Компульсивная красота - страница 3
Мое исследование является, таким образом, теоретическим. Это не исключает из него автоматически исторический аспект, поскольку понятия, которые я привлекаю в связи с сюрреализмом, – понятия, взятые у Фрейда и Маркса и отмеченные влиянием Лакана и Беньямина, – также использовались в данном кругу26. Мое исследование, таким образом, также текстологическое. Но я не отношу нездешнее просто к иконографии сюрреализма: его нельзя увидеть в том или ином объекте или тексте; его нужно прочесть в них, не спустив сверху, а, так сказать, извлекши снизу, часто вопреки сопротивлению самих сюрреалистов. Этот текстологический подход не означает умаления искусства (стереотипные версии такого подхода вполне заслуживают критики). Напротив, он предполагает, что сюрреализм рассматривается со всей возможной серьезностью: не как неопределенный набор идиосинкразических образных представлений, а как внутренне связный комплекс практик, который порождает свои собственные, крайне двусмысленные эстетические, политические и исторические концепции, основанные на сложной работе с желанием и сексуальностью, бессознательным и влечениями. Словом, сюрреализм для меня – не столько объект теории, сколько теоретический объект, вырабатывающий свои собственные критические понятия.
Но, хотя опыт нездешнего и не чужд сюрреализму, понятие нездешнего ему незнакомо27. В моменты, когда сюрреалисты интуитивно ощущают нездешнее, они часто ему сопротивляются, поскольку его последствия идут вразрез с сюрреалистической верой в любовь и освобождение. Тем не менее их неизменно привлекают проявления нездешнего, как и любые формы возвращения вытесненного материала. Это образует основу для установления ими связей между символами и симптомами, красотой и истерией, критическими интерпретациями и параноидальными проекциями. Кроме того, это служит звеном, связывающим первые эксперименты в области автоматического письма, пересказа сновидений и медиумических сеансов с более поздним увлечением темами истерии, фетишизма и паранойи.

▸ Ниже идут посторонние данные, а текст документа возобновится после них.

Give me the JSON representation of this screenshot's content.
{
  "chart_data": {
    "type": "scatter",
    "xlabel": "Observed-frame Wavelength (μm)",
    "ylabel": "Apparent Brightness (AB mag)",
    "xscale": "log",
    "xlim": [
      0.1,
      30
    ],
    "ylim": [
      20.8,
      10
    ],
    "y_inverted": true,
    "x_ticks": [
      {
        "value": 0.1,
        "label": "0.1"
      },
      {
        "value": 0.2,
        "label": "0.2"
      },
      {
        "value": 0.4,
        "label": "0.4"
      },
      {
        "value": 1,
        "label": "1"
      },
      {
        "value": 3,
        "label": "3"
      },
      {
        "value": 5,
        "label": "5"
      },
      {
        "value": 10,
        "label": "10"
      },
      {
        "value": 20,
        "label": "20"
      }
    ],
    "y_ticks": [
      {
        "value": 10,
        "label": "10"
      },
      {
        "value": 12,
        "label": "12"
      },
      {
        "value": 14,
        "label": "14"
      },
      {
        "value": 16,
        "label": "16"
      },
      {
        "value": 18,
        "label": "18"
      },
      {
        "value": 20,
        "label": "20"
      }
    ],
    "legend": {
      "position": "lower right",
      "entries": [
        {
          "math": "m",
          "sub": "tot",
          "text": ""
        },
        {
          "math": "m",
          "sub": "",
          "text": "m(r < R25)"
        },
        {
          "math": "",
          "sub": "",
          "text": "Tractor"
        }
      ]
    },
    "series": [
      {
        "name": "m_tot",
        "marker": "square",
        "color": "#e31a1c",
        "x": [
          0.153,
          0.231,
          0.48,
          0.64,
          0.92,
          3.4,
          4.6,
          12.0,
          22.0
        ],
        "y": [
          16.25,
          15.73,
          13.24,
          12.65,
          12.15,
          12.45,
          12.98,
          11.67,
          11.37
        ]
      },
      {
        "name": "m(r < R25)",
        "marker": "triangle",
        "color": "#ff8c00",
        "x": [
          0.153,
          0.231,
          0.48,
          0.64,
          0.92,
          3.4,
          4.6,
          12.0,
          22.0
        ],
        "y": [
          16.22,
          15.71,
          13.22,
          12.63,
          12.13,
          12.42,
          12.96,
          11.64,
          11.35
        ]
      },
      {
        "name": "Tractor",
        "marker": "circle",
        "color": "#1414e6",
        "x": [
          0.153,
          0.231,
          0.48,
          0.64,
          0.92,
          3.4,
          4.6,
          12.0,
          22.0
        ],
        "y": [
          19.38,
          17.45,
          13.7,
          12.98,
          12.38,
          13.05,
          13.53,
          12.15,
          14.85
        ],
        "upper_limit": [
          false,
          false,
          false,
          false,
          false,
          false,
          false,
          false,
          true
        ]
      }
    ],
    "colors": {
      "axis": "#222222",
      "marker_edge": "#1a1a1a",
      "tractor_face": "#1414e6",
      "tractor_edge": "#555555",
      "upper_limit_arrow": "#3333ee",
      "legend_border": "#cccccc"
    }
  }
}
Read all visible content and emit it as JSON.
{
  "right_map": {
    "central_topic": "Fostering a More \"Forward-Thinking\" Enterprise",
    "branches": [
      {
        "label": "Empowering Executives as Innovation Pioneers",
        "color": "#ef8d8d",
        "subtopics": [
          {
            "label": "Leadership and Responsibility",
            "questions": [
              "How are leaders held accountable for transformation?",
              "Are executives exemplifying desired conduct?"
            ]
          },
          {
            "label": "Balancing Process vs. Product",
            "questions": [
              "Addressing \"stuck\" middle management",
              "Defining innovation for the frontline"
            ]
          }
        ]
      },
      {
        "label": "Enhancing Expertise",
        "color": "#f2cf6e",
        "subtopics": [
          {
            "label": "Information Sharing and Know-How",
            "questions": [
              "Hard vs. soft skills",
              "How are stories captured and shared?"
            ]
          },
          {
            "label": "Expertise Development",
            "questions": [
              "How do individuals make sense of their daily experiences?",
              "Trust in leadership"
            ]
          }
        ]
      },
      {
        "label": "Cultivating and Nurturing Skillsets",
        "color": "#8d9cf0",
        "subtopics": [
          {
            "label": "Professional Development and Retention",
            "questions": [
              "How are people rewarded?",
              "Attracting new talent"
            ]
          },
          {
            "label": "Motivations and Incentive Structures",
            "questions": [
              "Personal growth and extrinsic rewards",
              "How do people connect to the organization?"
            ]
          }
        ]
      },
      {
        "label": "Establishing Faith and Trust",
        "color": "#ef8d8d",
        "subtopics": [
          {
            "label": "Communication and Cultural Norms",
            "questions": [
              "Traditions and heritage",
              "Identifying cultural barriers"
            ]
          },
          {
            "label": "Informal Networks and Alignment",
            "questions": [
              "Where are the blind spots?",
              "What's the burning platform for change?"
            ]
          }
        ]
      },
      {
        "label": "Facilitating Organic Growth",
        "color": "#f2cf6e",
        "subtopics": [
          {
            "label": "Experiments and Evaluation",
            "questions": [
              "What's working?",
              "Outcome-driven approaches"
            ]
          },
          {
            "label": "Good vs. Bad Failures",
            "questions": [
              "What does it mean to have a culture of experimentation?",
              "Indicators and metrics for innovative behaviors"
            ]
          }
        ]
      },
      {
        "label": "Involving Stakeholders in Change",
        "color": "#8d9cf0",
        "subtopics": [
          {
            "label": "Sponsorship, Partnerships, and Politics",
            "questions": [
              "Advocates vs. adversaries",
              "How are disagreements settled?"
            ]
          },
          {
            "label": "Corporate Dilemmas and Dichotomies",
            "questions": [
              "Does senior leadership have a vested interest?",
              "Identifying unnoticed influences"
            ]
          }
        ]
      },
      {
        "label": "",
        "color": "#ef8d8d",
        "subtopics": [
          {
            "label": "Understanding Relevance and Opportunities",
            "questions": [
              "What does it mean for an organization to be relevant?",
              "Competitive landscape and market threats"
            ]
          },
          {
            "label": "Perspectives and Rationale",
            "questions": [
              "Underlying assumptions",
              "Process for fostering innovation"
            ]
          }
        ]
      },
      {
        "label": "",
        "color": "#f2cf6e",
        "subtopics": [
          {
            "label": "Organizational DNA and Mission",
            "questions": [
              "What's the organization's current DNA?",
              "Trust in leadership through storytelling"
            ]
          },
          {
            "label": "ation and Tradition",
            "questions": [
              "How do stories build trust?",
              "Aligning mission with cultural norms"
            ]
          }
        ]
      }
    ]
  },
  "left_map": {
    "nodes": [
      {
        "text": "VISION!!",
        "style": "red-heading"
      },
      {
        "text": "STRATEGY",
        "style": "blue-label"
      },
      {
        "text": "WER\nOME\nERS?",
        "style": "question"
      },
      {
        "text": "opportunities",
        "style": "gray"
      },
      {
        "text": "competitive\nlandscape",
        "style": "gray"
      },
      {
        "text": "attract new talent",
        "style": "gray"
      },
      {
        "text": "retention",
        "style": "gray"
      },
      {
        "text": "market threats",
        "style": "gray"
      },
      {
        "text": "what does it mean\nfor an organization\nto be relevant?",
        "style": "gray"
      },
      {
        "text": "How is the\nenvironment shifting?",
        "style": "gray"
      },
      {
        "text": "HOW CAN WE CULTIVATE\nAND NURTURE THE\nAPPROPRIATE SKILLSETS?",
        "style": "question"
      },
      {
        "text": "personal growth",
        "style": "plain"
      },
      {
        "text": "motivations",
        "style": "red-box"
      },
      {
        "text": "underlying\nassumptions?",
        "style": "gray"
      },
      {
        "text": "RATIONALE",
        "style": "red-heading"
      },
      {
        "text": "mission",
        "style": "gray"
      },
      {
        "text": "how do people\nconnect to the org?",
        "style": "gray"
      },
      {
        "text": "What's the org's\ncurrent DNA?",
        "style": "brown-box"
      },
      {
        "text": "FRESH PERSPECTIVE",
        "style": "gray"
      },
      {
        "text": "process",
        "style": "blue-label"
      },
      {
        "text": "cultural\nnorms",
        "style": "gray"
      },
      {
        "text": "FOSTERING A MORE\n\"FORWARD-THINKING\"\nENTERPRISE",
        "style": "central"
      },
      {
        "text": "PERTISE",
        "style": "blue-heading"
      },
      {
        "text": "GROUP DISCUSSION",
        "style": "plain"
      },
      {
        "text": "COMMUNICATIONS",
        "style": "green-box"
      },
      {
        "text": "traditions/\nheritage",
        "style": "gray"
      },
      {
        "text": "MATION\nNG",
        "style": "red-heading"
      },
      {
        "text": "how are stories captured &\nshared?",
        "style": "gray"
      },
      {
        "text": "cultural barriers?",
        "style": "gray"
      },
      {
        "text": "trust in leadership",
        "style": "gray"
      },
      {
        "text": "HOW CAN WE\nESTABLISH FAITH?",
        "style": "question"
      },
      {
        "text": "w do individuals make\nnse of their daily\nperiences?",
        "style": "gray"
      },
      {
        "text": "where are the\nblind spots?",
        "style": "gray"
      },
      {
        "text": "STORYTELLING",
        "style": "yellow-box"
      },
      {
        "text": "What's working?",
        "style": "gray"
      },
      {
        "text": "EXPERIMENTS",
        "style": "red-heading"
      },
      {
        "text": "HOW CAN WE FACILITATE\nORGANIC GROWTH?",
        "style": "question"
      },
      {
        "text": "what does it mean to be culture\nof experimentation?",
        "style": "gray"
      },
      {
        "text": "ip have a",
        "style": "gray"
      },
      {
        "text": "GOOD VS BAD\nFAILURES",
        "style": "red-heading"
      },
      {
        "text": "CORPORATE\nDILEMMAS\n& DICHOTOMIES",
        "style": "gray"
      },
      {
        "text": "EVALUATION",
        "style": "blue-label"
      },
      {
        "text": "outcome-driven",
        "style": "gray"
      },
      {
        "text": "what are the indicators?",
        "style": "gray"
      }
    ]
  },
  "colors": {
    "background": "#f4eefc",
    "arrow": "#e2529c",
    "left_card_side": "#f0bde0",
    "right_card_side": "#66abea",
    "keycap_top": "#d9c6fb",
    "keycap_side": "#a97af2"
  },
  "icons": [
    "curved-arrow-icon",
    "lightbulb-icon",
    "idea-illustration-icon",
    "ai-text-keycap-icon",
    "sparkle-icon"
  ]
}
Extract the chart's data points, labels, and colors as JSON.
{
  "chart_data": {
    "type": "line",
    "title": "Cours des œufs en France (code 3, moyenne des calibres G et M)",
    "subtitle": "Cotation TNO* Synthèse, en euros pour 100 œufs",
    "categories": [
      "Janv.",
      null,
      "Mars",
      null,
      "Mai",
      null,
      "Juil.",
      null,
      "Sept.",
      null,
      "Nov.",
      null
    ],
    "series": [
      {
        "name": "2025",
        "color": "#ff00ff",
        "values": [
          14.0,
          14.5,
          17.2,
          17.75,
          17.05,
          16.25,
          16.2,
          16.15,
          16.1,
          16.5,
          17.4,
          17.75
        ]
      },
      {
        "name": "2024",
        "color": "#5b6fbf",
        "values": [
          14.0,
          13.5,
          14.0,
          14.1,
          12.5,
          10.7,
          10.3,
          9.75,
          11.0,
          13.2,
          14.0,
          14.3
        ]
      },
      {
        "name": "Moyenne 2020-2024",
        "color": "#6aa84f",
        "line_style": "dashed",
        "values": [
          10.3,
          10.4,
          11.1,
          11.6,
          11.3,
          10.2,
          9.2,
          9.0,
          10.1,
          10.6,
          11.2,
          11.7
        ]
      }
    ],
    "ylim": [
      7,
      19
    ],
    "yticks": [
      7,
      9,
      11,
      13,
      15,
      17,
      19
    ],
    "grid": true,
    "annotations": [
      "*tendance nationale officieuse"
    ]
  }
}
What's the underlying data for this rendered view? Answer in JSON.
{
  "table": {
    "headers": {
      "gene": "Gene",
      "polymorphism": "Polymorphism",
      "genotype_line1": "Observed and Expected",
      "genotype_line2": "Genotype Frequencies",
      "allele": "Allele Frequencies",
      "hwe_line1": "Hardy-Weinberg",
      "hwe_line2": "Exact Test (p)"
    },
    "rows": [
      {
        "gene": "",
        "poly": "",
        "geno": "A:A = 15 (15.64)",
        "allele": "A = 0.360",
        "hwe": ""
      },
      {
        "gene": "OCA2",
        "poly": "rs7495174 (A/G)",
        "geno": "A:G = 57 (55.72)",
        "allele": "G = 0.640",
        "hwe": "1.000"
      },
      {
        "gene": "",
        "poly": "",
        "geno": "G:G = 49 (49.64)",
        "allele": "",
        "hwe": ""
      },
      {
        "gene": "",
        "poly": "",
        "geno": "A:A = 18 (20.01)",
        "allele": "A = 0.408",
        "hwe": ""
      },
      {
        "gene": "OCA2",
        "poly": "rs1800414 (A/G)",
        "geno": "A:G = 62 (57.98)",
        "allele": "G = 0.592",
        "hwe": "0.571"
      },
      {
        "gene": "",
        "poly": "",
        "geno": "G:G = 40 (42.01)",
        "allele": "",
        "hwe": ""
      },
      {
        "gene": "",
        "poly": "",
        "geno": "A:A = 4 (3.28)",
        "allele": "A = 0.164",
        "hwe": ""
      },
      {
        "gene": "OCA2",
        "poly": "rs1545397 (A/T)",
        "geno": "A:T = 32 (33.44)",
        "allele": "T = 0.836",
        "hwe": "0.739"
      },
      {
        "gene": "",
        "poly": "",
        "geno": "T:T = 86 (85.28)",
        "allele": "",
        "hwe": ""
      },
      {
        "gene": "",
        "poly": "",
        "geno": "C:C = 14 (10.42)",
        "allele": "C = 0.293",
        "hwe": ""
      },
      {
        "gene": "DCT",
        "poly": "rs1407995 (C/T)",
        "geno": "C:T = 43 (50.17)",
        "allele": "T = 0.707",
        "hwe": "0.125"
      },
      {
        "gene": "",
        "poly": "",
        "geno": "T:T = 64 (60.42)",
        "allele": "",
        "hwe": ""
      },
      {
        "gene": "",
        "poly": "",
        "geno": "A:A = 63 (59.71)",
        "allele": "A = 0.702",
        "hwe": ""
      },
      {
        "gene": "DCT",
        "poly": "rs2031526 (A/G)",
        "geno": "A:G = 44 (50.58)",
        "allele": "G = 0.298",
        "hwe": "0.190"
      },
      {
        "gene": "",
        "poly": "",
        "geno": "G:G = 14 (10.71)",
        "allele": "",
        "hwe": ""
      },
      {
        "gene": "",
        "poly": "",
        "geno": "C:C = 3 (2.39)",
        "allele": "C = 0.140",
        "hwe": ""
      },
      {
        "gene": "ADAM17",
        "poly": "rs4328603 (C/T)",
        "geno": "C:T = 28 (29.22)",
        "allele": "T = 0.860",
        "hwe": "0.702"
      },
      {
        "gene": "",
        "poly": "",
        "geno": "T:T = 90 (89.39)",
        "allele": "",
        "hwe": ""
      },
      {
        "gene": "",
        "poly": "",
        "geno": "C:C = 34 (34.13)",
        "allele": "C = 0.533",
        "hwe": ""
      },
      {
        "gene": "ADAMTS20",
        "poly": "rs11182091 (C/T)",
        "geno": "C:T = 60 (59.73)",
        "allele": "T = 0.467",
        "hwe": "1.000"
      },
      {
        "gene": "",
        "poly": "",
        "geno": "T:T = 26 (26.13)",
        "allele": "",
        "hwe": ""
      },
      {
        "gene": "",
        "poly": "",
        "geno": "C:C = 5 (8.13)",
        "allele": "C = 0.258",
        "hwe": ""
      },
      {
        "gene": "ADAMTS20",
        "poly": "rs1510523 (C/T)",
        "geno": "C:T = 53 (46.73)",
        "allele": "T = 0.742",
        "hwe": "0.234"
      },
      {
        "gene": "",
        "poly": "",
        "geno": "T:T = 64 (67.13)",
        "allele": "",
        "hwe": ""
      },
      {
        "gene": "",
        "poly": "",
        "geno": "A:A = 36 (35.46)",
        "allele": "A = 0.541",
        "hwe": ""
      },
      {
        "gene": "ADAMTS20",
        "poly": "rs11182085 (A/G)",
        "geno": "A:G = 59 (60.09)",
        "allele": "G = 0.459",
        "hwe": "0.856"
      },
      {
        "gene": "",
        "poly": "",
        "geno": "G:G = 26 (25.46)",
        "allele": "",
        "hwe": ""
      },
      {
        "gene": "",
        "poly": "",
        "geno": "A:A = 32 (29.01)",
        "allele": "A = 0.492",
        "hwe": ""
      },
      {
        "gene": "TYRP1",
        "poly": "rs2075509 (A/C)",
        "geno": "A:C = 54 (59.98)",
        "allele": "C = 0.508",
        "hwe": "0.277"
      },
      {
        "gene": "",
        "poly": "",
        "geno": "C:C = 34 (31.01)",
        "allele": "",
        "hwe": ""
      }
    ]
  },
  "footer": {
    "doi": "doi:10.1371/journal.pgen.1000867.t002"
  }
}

Отсюда – эффективность нездешнего как упорядочивающего принципа, который вносит ясность в беспорядок сюрреализма. Однако я не ставлю перед собой задачу интегрировать сюрреализм в какую-либо систему, психоаналитическую или эстетическую. Скорее я надеюсь проблематизировать его и одновременно деонтологизировать: задаться вопросом о том, как сюрреальное становится таковым, а не о том, что такое сюрреализм. По этой причине я и сопоставляю его с нездешним. Это толкование, несомненно, иногда будет казаться неясным и тенденциозным, а иногда – банальным и тавтологичным. С одной стороны, нездешнее в сюрреализме никогда не мыслится напрямую, оставаясь по большей части в его бессознательном. С другой стороны, оно постоянно обсуждается сюрреалистами; оно чуть ли не выдвигается в качестве исходной «точки» сюрреализма в самом известном его определении: «Все заставляет нас верить, что существует некая точка духа, в которой жизнь и смерть, реальное и воображаемое, прошлое и будущее, передаваемое и непередаваемое, высокое и низкое уже не воспринимаются как противоречия. И напрасно было бы искать для сюрреалистической деятельности иной побудительный мотив, помимо надежды определить наконец такую точку»28. В этом – парадоксальность сюрреализма, амбивалентность позиции его ведущих представителей: даже пытаясь определить эту точку, это острие, они не хотят пораниться об нее, ибо реальное и воображаемое, прошлое и будущее сходятся лишь в опыте нездешнего, ставкой в котором является смерть.